Microbiologically influenced corrosion (MIC) is one of the reasons leading to the service failure of pipelines buried in the soil. The effects of sulfate-reducing bacteria (SRB) on steel corrosion without organic carbon are not clear. In this work, SRB cells were enriched in the simulated soil solution, aiming to study SRB corrosion behavior without organic carbon source using weight loss, electrochemical measurements, and surface analysis. Effects of DO on SRB corrosion were also studied. Results indicate that SRB can survive after 14 days of incubation without organic carbon source, but approximately 90% SRB have died. SRB without organic carbon source could inhibit the uniform corrosion but enhance the pitting corrosion compared with the control specimen. The corrosion rate of the control calculated from weight loss is highest with a value of (0.081 ± 0.013) mm/y. The highest localized corrosion rate of (0.306 ± 0.006) mm/y is obtained with an initial SRB count of 10⁷ cells/mL. The presence of DO influences the steel corrosion process. Oxygen corrosion dominates for the specimens in the absence and presence of SRB with an initial count of 10³ cells/mL, while SRB MIC is primary for the specimens with high SRB counts.

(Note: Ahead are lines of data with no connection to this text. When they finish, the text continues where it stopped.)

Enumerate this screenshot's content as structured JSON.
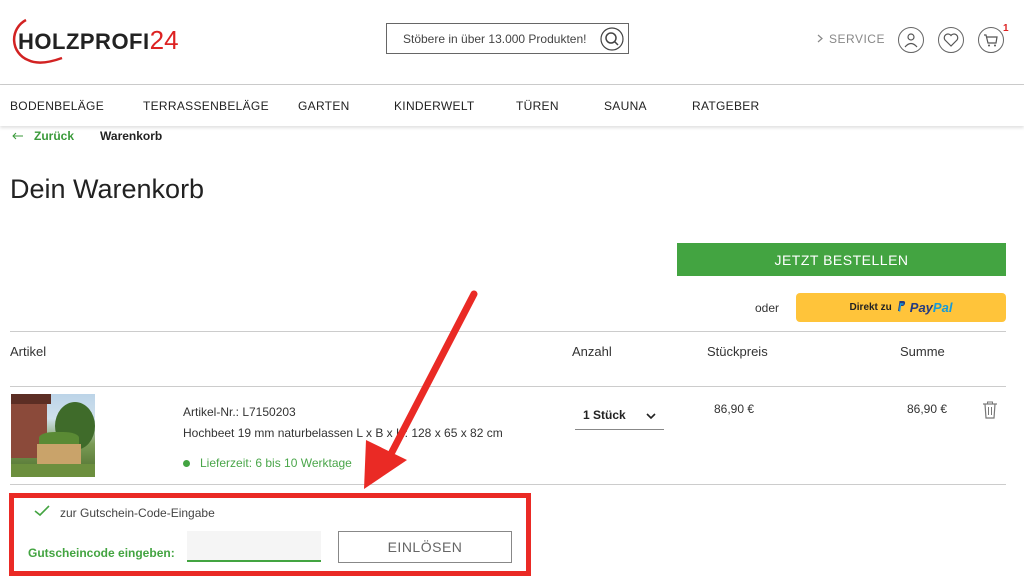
{
  "header": {
    "logo_text": "HOLZPROFI",
    "logo_number": "24",
    "search_placeholder": "Stöbere in über 13.000 Produkten!",
    "service_label": "SERVICE",
    "cart_count": "1"
  },
  "nav": {
    "items": [
      "BODENBELÄGE",
      "TERRASSENBELÄGE",
      "GARTEN",
      "KINDERWELT",
      "TÜREN",
      "SAUNA",
      "RATGEBER"
    ]
  },
  "breadcrumb": {
    "back_label": "Zurück",
    "current": "Warenkorb"
  },
  "page_title": "Dein Warenkorb",
  "checkout": {
    "order_button": "JETZT BESTELLEN",
    "or_label": "oder",
    "paypal_direct": "Direkt zu",
    "paypal_pay": "Pay",
    "paypal_pal": "Pal"
  },
  "table": {
    "headers": {
      "article": "Artikel",
      "quantity": "Anzahl",
      "unit_price": "Stückpreis",
      "total": "Summe"
    },
    "rows": [
      {
        "article_nr": "Artikel-Nr.: L7150203",
        "name": "Hochbeet 19 mm naturbelassen L x B x H: 128 x 65 x 82 cm",
        "delivery": "Lieferzeit: 6 bis 10 Werktage",
        "quantity": "1 Stück",
        "unit_price": "86,90 €",
        "total": "86,90 €"
      }
    ]
  },
  "voucher": {
    "toggle_label": "zur Gutschein-Code-Eingabe",
    "input_label": "Gutscheincode eingeben:",
    "input_value": "",
    "redeem_button": "EINLÖSEN"
  },
  "colors": {
    "brand_green": "#43a441",
    "logo_red": "#d22222",
    "paypal_yellow": "#ffc43a",
    "annotation_red": "#ea2a25"
  }
}
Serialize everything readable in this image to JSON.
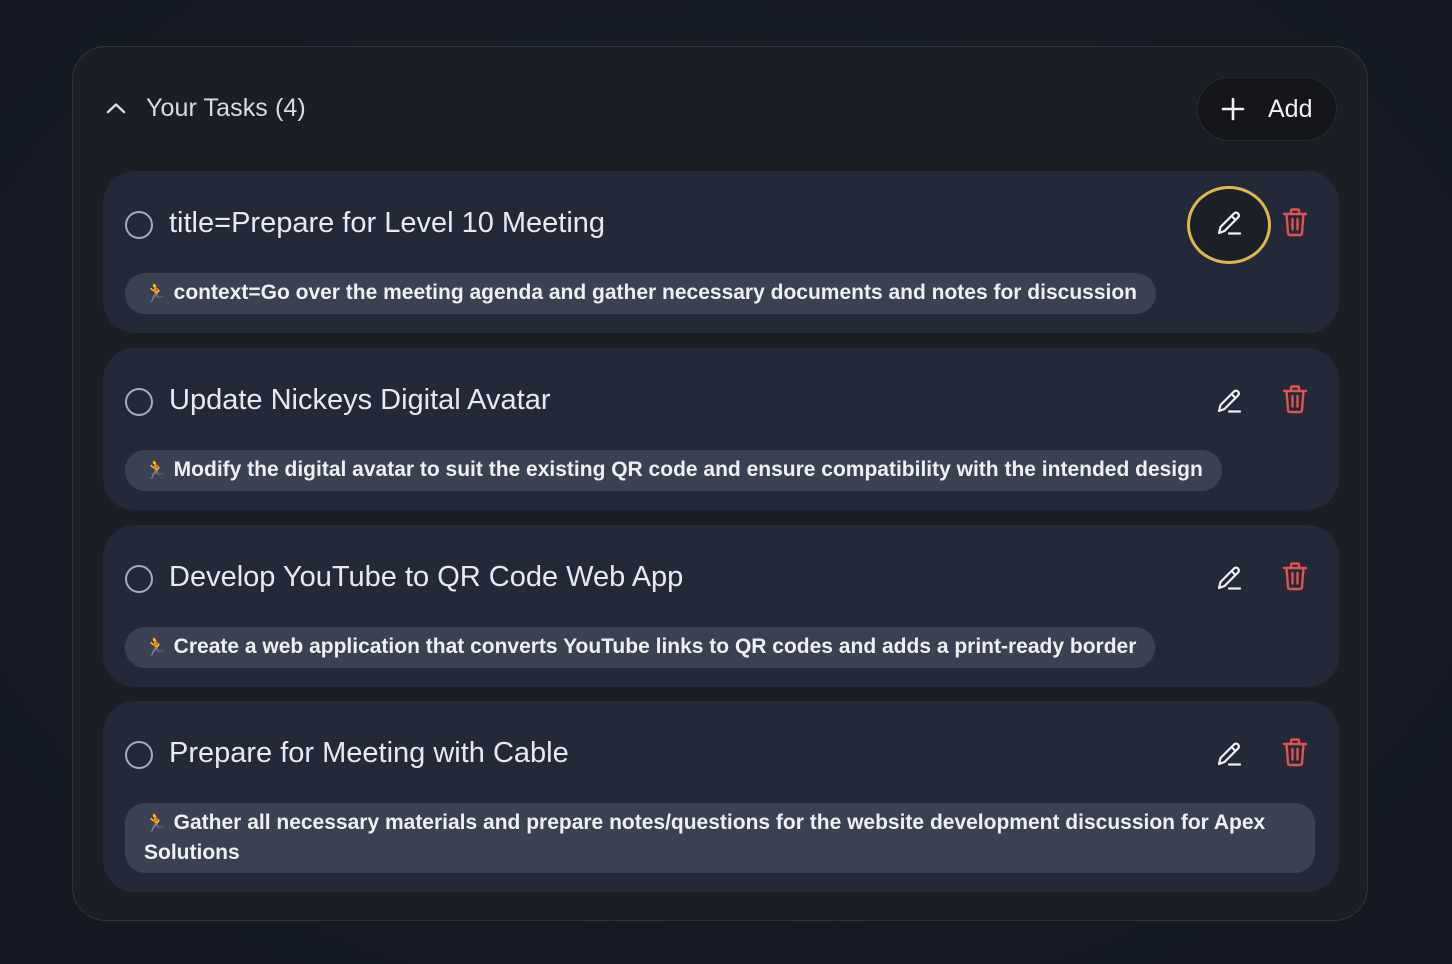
{
  "header": {
    "title": "Your Tasks (4)",
    "add_label": "Add"
  },
  "colors": {
    "accent_focus": "#e0b84a",
    "delete": "#e0524f",
    "card": "#232938",
    "pill": "#3a4152"
  },
  "tasks": [
    {
      "title": "title=Prepare for Level 10 Meeting",
      "context": "context=Go over the meeting agenda and gather necessary documents and notes for discussion",
      "context_icon": "runner-emoji",
      "focused_edit": true
    },
    {
      "title": "Update Nickeys Digital Avatar",
      "context": "Modify the digital avatar to suit the existing QR code and ensure compatibility with the intended design",
      "context_icon": "runner-emoji",
      "focused_edit": false
    },
    {
      "title": "Develop YouTube to QR Code Web App",
      "context": "Create a web application that converts YouTube links to QR codes and adds a print-ready border",
      "context_icon": "runner-emoji",
      "focused_edit": false
    },
    {
      "title": "Prepare for Meeting with Cable",
      "context": "Gather all necessary materials and prepare notes/questions for the website development discussion for Apex Solutions",
      "context_icon": "runner-emoji",
      "focused_edit": false
    }
  ]
}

微生物腐蚀（MIC）是导致埋在土壤中的管道无法使用的原因之一。硫酸盐还原菌（SRB）对不含有机碳的钢腐蚀的影响尚不清楚。在这项工作中，SRB 细胞在模拟土壤溶液中富集，旨在通过失重、电化学测量和表面分析来研究没有有机碳源的 SRB 腐蚀行为。还研究了 DO 对 SRB 腐蚀的影响。结果表明，在没有有机碳源的情况下，SRB 在培养 14 天后仍能存活，但大约 90% 的 SRB 已经死亡。与对照试样相比，不含有机碳源的SRB可以抑制均匀腐蚀，但会增强点蚀。由失重计算的控制腐蚀速率最高，值为 (0.081 ± 0.013) mm/y。(0.306 ± 0.006) mm/y 的最高局部腐蚀速率是在初始 SRB 计数为 10 时获得的^{7 个}细胞/毫升。DO 的存在会影响钢的腐蚀过程。在初始计数为 10 ³细胞/mL的 SRB 不存在和存在下，氧腐蚀对样品占主导地位，而 SRB MIC 对于具有高 SRB 计数的样品是主要的。